Tyrannosaurus Drip, a little peace-loving vegetarian dinosaur, never fits in with his adopted family of fierce Tyrannosauruses. After putting up with lots of bullying from the other dinosaurs, Drip runs away to find a place where he really belongs and soon he finds the inspiration to stand up to the bullies.
Percival depicts a 'worry' with a yellow orb that appears next to Ruby one day and continues to grow when she ignores the shadow-like entity, simply hoping that the worry will disappear of its own accord. When she meets another child with their own 'worry' and asks them about their feelings, she realises how to rid herself of worries... she needs to talk about them!
Colour Monster is heading to school - but he is not really sure what exactly school is. Is it a spooky castle filled with terrifying animals? Or perhaps a place in the sky, amongst the rainbows and clouds? With a little help from a friend, Colour Monster soon finds his feet at school and throws himself head first into lots of exciting activities.
This is a witty story with appealing cartoon-style illustrations. It follows the tale of a boy called Marshall on his first day at a new school. Marshall stands out from the crowd and so the children of his new school know that it is going to be a challenge for Marshall to fit in there. Marshall soon finds a way to show everybody that he can make friends and have fun without having to be just the same as everybody else.
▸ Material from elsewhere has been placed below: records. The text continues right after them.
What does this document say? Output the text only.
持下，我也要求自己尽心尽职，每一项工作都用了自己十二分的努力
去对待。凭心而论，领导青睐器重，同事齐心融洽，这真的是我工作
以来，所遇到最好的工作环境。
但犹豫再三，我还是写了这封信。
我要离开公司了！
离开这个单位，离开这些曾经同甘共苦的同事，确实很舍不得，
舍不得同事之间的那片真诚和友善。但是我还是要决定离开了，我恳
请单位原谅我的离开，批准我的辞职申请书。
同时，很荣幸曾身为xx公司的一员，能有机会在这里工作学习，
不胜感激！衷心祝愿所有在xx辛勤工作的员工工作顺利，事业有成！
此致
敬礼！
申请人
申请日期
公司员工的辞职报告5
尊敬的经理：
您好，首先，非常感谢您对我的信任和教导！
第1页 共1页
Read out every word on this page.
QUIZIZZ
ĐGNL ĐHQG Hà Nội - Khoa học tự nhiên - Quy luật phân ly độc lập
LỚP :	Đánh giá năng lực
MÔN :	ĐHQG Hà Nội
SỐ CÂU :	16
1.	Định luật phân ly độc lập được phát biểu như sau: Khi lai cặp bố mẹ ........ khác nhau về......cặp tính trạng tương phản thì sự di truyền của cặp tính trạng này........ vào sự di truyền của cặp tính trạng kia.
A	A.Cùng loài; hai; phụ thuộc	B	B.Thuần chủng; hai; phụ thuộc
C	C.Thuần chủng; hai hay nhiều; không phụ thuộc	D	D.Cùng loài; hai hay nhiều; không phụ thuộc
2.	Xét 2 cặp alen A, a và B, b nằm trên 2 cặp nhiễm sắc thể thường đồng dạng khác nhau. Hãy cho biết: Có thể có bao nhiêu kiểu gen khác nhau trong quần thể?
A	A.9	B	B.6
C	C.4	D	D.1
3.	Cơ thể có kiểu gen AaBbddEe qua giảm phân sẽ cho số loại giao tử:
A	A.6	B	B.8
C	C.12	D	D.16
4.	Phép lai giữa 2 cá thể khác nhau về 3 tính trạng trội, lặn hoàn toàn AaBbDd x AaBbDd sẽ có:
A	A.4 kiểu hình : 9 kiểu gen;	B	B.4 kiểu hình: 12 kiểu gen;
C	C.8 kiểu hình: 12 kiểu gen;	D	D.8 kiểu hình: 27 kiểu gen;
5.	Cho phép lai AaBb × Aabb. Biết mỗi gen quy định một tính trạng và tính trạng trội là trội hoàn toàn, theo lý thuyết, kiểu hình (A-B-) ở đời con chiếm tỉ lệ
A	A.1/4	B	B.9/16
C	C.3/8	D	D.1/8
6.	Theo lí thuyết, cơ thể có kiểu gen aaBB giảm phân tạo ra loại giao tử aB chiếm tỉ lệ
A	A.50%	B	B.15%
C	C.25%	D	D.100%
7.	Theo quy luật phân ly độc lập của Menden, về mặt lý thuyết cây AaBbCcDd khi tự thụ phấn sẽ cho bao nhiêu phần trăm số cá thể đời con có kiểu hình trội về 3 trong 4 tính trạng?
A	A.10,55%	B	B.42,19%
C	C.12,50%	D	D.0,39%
This beautiful picture book is well suited for being in the hands of a child who experiences the loss of a loved one. It is a story of grief that manages to hold the complexity of the feelings of a child and her dad alongside the rawness of those emotions in a simple and perfect way. The child in the story finds comfort in her mum’s jumper. She muses why her mum left it behind, as she loved it so much. The child wears the jumper all of the time – the smell of her mum merging with her own smell. Her dad explains that grief is like the jumper – it stays the same size but she will grow into it – so the grief never goes away or diminishes, it is just that everything else grows around it.
The Goodbye Book
A simple but effective picture book explaining the different emotions felt after the loss of a loved one. The bright and bold illustrations depict a goldfish losing its friend in the fishbowl, while the simple text gently reassures as it explains and validates the changing emotions associated with grief. A good choice for younger children and also for children with additional needs.
Germs Are Not For Sharing
Elizabeth Verdick & Marieka Heinlen
A simple but very effective guide for younger children, covering good personal hygiene habits to help prevent the spread of germs. The book covers what to do after you sneeze, cough, blow your nose, drop food on the floor and use the toilet. With cartoon-like illustrations and a repeated refrain of 'germs are not for sharing'.
Jeanne Willis & Tony Ross
This is a great choice of book for exploring the topic of e-safety and cyberbullying with young children. Billy the Goat and his friend Cyril are playing with a phone when they decide to send mean messages to the troll living under the bridge. Soon the two friends discover that their online actions have had a big impact on troll's feelings and that their messages were not such a fun idea after all.